Asteroid: Resource-Efficient Hybrid Pipeline Parallelism for Collaborative DNN Training on Heterogeneous Edge Devices

Shengyuan Ye,Liekang Zeng,Xiaowen Chu,Guoliang Xing,Xu Chen
2024-08-15
Abstract:On-device Deep Neural Network (DNN) training has been recognized as crucial for privacy-preserving machine learning at the edge. However, the intensive training workload and limited onboard computing resources pose significant challenges to the availability and efficiency of model training. While existing works address these challenges through native resource management optimization, we instead leverage our observation that edge environments usually comprise a rich set of accompanying trusted edge devices with idle resources beyond a single terminal. We propose Asteroid, a distributed edge training system that breaks the resource walls across heterogeneous edge devices for efficient model training acceleration. Asteroid adopts a hybrid pipeline parallelism to orchestrate distributed training, along with a judicious parallelism planning for maximizing throughput under certain resource constraints. Furthermore, a fault-tolerant yet lightweight pipeline replay mechanism is developed to tame the device-level dynamics for training robustness and performance stability. We implement Asteroid on heterogeneous edge devices with both vision and language models, demonstrating up to 12.2x faster training than conventional parallelism methods and 2.1x faster than state-of-the-art hybrid parallelism methods through evaluations. Furthermore, Asteroid can recover training pipeline 14x faster than baseline methods while preserving comparable throughput despite unexpected device exiting and failure.

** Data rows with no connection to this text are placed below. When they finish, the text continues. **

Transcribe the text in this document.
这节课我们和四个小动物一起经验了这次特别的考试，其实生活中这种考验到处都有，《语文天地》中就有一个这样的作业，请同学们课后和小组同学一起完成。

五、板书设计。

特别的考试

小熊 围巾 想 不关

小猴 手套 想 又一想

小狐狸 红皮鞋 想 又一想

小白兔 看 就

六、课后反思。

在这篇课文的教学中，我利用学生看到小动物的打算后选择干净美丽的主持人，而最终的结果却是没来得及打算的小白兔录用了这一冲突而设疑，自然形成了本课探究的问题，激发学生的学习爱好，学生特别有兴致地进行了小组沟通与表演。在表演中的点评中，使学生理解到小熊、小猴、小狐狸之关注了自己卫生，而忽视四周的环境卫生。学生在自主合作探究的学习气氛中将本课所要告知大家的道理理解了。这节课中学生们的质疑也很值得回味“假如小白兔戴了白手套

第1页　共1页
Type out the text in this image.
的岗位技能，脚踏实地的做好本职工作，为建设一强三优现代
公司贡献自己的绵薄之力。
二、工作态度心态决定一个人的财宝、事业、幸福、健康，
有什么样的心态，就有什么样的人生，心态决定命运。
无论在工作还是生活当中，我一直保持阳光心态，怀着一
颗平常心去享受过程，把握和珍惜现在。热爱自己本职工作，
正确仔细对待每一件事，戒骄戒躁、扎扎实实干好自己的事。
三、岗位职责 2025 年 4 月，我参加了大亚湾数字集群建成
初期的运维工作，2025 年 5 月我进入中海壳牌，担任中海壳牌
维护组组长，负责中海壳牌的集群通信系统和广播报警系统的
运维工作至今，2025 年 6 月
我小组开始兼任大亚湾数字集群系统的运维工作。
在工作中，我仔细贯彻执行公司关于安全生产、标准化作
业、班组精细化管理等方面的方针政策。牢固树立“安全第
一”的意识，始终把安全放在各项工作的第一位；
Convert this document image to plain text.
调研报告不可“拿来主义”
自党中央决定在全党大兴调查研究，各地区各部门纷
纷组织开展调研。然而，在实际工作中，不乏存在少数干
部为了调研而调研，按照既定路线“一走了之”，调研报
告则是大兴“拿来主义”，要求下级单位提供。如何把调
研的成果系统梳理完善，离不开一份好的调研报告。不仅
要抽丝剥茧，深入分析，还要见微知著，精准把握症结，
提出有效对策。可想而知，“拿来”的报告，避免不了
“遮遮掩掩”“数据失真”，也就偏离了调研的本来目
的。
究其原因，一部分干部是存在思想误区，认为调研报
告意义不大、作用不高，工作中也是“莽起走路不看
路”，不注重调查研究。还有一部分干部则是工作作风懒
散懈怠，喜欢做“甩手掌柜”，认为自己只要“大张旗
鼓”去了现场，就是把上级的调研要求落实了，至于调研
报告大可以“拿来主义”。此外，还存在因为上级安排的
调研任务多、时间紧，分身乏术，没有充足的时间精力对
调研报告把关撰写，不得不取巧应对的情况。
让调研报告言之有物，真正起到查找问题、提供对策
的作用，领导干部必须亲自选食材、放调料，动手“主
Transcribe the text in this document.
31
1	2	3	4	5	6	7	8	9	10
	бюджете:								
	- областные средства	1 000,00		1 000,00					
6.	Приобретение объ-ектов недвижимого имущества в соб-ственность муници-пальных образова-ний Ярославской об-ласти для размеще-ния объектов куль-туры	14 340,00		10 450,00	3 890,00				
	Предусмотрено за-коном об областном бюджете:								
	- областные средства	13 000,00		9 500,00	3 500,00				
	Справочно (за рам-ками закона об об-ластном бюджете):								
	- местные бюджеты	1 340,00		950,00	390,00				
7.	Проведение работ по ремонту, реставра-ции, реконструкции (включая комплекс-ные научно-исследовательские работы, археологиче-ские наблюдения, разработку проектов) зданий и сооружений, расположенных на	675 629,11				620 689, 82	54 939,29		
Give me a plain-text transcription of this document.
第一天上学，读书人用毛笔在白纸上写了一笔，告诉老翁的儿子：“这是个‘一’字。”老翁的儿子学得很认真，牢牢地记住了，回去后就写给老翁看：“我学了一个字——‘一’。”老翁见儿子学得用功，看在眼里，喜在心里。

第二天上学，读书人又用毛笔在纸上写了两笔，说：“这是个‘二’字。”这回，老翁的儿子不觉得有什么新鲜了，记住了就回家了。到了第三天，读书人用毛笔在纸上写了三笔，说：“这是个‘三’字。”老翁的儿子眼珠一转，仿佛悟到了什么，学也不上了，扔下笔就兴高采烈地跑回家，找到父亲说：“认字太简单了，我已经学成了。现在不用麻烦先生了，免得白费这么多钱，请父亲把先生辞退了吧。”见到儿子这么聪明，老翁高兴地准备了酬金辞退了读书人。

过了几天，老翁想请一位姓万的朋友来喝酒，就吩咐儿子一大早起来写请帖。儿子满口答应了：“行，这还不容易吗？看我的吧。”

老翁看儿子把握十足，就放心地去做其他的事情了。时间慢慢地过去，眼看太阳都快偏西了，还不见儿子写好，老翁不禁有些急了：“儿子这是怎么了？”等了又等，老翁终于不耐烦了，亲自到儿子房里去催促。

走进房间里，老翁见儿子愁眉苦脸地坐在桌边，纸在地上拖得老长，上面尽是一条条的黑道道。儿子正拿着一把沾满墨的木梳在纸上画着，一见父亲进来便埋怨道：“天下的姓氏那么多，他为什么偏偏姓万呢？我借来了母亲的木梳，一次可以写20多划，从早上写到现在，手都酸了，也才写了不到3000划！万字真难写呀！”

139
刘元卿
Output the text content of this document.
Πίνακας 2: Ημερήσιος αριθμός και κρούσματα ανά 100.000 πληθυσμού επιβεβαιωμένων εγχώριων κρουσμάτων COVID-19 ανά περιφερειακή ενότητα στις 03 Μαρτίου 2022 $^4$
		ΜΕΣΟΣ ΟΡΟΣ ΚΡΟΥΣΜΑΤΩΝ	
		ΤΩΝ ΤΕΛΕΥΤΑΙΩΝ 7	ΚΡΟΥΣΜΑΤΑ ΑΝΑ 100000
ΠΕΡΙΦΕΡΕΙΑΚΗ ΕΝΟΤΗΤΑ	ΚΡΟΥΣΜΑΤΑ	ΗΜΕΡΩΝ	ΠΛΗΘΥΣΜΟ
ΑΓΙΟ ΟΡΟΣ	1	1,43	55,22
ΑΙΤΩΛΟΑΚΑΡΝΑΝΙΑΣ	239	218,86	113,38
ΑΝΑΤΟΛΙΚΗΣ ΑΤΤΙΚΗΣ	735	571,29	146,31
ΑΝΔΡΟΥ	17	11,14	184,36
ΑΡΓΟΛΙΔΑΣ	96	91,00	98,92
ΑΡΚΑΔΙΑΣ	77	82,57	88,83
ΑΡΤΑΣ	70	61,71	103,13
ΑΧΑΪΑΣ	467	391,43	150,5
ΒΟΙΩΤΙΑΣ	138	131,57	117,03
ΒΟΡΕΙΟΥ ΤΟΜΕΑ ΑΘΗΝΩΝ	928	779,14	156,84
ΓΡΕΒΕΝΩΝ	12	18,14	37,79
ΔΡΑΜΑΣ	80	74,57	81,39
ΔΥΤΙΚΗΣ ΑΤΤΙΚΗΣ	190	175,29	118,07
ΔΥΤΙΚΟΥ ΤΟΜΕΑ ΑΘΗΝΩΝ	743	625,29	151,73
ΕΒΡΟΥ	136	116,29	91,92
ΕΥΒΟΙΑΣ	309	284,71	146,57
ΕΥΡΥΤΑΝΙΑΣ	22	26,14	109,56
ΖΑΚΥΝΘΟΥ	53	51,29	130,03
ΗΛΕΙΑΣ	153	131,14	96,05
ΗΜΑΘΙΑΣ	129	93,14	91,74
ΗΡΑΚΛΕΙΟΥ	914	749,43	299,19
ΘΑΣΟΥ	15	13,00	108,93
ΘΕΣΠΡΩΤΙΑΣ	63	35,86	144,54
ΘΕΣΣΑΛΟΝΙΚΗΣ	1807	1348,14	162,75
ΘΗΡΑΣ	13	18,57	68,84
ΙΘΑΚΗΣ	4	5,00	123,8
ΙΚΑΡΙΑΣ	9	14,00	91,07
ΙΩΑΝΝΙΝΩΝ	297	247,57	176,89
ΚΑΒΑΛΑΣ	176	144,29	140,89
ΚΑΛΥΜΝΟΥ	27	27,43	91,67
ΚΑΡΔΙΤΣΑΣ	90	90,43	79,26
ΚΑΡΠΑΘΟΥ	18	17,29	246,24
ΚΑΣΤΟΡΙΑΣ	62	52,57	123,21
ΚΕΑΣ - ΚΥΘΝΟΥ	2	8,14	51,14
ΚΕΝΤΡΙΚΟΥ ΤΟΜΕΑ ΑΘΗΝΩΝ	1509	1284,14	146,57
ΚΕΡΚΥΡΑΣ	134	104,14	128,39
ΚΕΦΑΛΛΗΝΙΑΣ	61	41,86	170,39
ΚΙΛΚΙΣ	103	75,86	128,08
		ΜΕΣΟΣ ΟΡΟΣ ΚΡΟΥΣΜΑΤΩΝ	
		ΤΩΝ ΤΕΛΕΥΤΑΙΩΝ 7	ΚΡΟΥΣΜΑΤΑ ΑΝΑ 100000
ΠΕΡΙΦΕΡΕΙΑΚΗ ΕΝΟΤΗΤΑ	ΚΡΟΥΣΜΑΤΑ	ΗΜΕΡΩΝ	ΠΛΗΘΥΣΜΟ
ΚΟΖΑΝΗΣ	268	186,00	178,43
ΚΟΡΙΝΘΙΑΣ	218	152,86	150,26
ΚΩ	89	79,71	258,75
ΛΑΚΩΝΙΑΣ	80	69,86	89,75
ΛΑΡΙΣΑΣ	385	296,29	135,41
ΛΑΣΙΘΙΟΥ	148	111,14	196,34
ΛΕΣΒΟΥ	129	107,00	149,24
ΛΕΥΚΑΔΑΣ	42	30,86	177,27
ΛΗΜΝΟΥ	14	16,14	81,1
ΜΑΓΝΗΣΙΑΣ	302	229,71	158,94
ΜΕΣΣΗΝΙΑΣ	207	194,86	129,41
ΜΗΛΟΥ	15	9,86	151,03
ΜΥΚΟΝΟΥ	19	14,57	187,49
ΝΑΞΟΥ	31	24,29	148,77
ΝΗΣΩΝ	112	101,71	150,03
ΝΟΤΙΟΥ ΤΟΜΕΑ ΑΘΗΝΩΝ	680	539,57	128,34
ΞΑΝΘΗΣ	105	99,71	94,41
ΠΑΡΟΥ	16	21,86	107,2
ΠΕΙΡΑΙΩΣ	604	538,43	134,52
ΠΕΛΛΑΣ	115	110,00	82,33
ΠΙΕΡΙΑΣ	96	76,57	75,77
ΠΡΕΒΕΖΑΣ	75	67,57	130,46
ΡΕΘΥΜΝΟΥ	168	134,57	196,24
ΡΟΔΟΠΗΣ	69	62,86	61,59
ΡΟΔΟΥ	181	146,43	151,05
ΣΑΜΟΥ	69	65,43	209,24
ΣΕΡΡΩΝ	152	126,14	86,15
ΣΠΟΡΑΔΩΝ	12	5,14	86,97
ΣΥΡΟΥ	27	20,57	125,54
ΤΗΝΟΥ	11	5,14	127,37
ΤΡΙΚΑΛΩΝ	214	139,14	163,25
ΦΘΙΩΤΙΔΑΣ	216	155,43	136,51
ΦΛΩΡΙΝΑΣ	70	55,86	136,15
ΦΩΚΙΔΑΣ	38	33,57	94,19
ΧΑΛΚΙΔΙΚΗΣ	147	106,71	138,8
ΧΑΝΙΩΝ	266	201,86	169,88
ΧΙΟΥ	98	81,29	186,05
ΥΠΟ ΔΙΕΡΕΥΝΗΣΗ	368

Distributed, Parallel, and Cluster Computing,Artificial Intelligence,Computer Vision and Pattern Recognition,Machine Learning,Networking and Internet Architecture
What problem does this paper attempt to address?
### Problems the Paper Attempts to Solve The paper aims to address the issues of resource constraints and efficiency in on-device deep neural network (DNN) training. Specifically: 1. **Efficient DNN Training in Resource-Constrained Environments**: - When training DNNs on edge devices, limited computational resources and insufficient communication bandwidth lead to prolonged training times and poor stability. - The paper proposes a new system called Asteroid, which accelerates the training process by using a Hybrid Pipeline Parallelism (HPP) mechanism that leverages multiple heterogeneous edge devices. 2. **Effective Collaboration of Heterogeneous Edge Devices**: - Edge environments typically consist of various types of devices (such as tablets, laptops, etc.) with different computational capabilities and memory capacities. - Asteroid maximizes resource utilization among heterogeneous devices through optimized device grouping strategies and micro-batch allocation. 3. **Fault Tolerance and Dynamic Adaptability**: - In practical applications, edge devices may experience failures or dynamic changes (such as device mobility or task switching). - The paper designs a lightweight fault tolerance mechanism that enhances system robustness and performance stability through coarse-grained workload migration and topology-driven model replication. Through these methods, Asteroid achieves efficient distributed training on heterogeneous edge devices, significantly improving training speed and system reliability.